Common: Both methods can indicate whether there exists a linear relationship between the two interval variables and, if yes, the direction (positive or negative) of the linear relationship.
In assessing the linear relationship between two interval variables, what is different between Pearson’s coefficient of correlation and simple linear regression analysis?
Different: Pearson’s coefficient of correlation measures the strength of the linear relationship over the range of [-1,1], while slope estimate in simple linear regression analysis measures what is the expected change in y given one-unit change in x.
What is the ANOVA test for linear regression?
ANOVA test is essentially a F-test of sum of squares for regression against sum of squares for error.
What conclusion we can obtain from this test?
The test result can inform us whether the variation in the outcome variable explained by the regression model is sufficiently large relative to the variation unexplained (corresponding to a rejection of the null hypothesis in the F-test).
What is the difference between prediction interval and confidence interval in making prediction based on an estimated linear regression model?
Prediction interval is used when one is interested in estimating one-time value of the dependent variable given certain value(s) of the explanatory variable(s), while confidence interval is used when one is interested in estimating the mean of all values of the dependent variable given certain value(s) of the explanatory variable(s). All else being equal, confidence interval will always be narrower than the prediction interval.
What is the meaning of ceteris paribus?
Ceteris paribus: Other relevant factors being equal (all else being equal; holding all other relevant factors constant)
Why is multiple linear regression analysis (compared to simple linear regression analysis) more able to make ceteris paribus inference?
Reason: By modeling the dependent variable as a function of multiple independent variables, multiple linear regression analysis can explicitly control for many other factors that simultaneously affect the dependent variable when we assess the effect of the focal independent variable on the dependent variable.
Why do we have adjusted R^2 in multiple linear regression analysis?
Adjusted R^2 is used to address the drawback of the normal R^2: more (even irrelevant) variables included in the model, R^2 will always increase. Adjusted R^2 addresses this drawback by imposing a penalty for adding additional independent variables into the model such that only if the additional variables explain a sufficiently large extra variation in y would the adjusted R^2 increase.

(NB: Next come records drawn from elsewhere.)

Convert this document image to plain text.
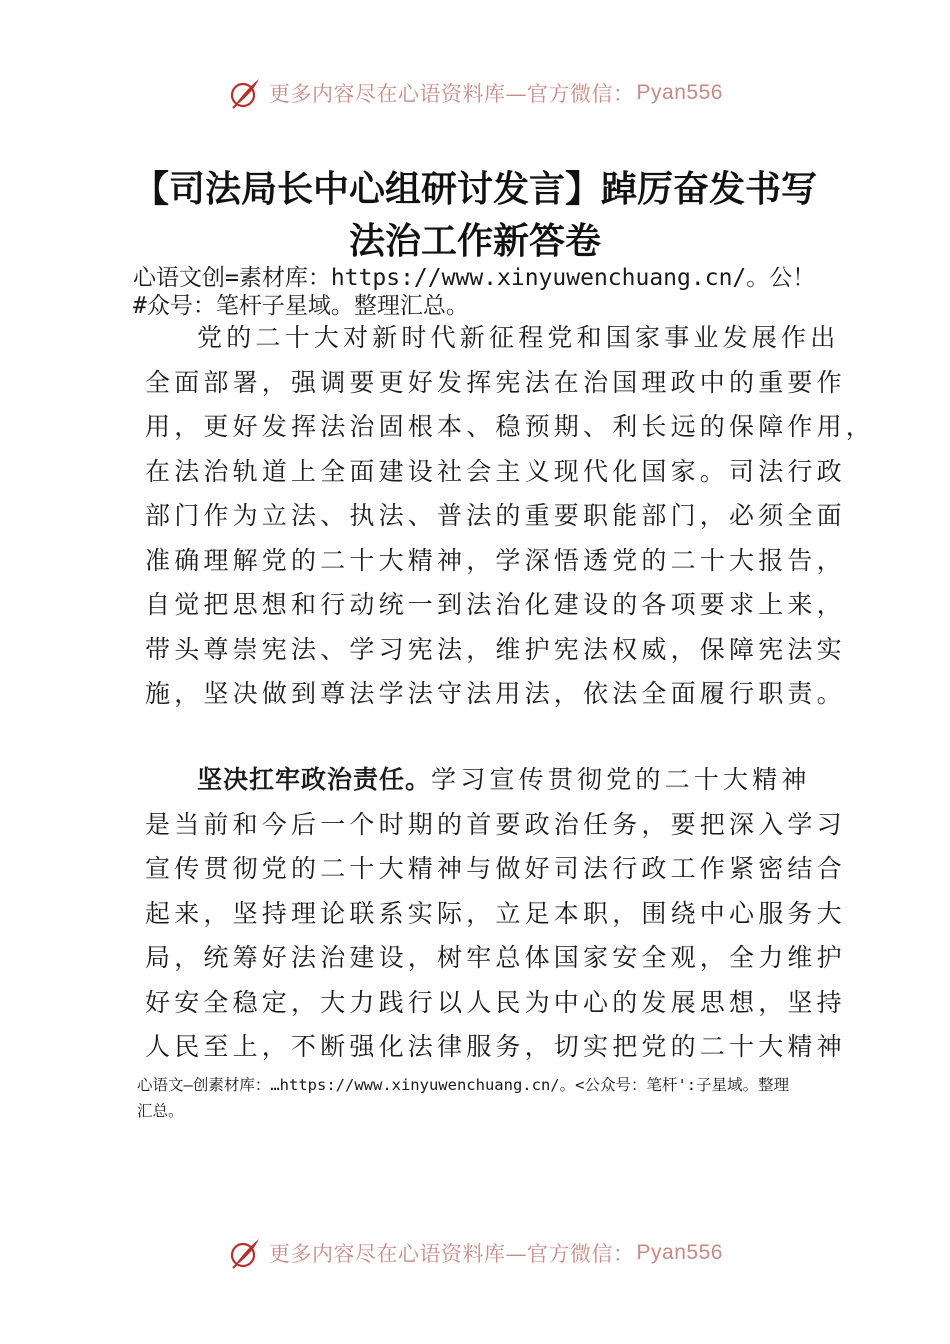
更多内容尽在心语资料库—官方微信： Pyan556
【司法局长中心组研讨发言】踔厉奋发书写
法治工作新答卷
心语文创=素材库：https://www.xinyuwenchuang.cn/。公！
#众号：笔杆子星域。整理汇总。
党的二十大对新时代新征程党和国家事业发展作出
全面部署，强调要更好发挥宪法在治国理政中的重要作
用，更好发挥法治固根本、稳预期、利长远的保障作用，
在法治轨道上全面建设社会主义现代化国家。司法行政
部门作为立法、执法、普法的重要职能部门，必须全面
准确理解党的二十大精神，学深悟透党的二十大报告，
自觉把思想和行动统一到法治化建设的各项要求上来，
带头尊崇宪法、学习宪法，维护宪法权威，保障宪法实
施，坚决做到尊法学法守法用法，依法全面履行职责。
坚决扛牢政治责任。学习宣传贯彻党的二十大精神
是当前和今后一个时期的首要政治任务，要把深入学习
宣传贯彻党的二十大精神与做好司法行政工作紧密结合
起来，坚持理论联系实际，立足本职，围绕中心服务大
局，统筹好法治建设，树牢总体国家安全观，全力维护
好安全稳定，大力践行以人民为中心的发展思想，坚持
人民至上，不断强化法律服务，切实把党的二十大精神
心语文—创素材库：…https://www.xinyuwenchuang.cn/。<公众号：笔杆':子星域。整理
汇总。
更多内容尽在心语资料库—官方微信： Pyan556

What is the issue of multicollinearity?
Multicollinearity is an issue in multiple linear regression analysis where two or more of the independent variables are strongly correlated. In other words, at least one of the independent variables can be largely approximated by a linear function of the other independent variables.
How is a categorical variable with k levels included as an explanatory variable in a linear regression model? How do we interpret the estimated coefficients?
k-1 dummy variables should be created corresponding to k-1 levels of the categorical variable. That is, one (arbitrary) level has to be omitted. Then the k-1 dummy variables, rather than the original variable, are included in the regression model.
The estimated coefficient of any of the k-1 dummy variables indicates, ceteris paribus (all other factors being the same), the expected mean difference in the outcome variable between the focal category and the omitted category.